Est-ce la faute des costumes ? Loin d’imaginer que « Polyeucte » se monte exclusivement en toge, on reste cependant un peu désarçonnés par des costumes qui n’ancrent pas la mise en scène dans une époque donnée. Les costumes de ville ternes de petits contrôleurs des impôts voisinent les blousons de cuir sans qu’on arrive précisément à savoir si la pièce se passe de nos jours ou dans les années 1950. La faute des acteurs, alors ? Pas vraiment non plus. On les sent qui font de leur mieux, malgré des percées de cabotinage qui déclenchent les rires discrets de la salle.

Mais alors, qu’est-ce qui fait que la mayonnaise ne prend pas ? Difficile à dire.

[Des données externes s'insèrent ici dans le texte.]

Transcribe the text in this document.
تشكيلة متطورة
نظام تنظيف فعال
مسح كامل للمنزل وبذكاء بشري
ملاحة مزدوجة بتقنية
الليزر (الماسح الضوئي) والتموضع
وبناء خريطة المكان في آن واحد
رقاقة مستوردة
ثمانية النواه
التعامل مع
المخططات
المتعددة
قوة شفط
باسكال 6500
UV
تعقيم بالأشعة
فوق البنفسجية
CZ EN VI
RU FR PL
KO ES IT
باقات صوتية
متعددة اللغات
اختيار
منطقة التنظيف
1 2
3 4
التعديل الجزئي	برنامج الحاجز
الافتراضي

Le spectacle est propre, et c’est probablement ce qui fait qu’on s’y ennuie poliment. Rien ne dépasse, tout y est lisse, à peine sent-on la passion amoureuse de Sévère et Pauline, ou le fanatisme religieux de Polyeucte. Il y en aurait pourtant eu, des choses à dire, à faire, en termes de fanatisme religieux, de nos jours. Mais non. Rien. Les acteurs s’ébattent joyeusement dans une jolie scénographie. Ajoutons à cela la musicalité des vers de Corneille qui a tôt fait de bercer un spectateur un peu endormi, et ce fameux spectateur reste à la porte de la pièce.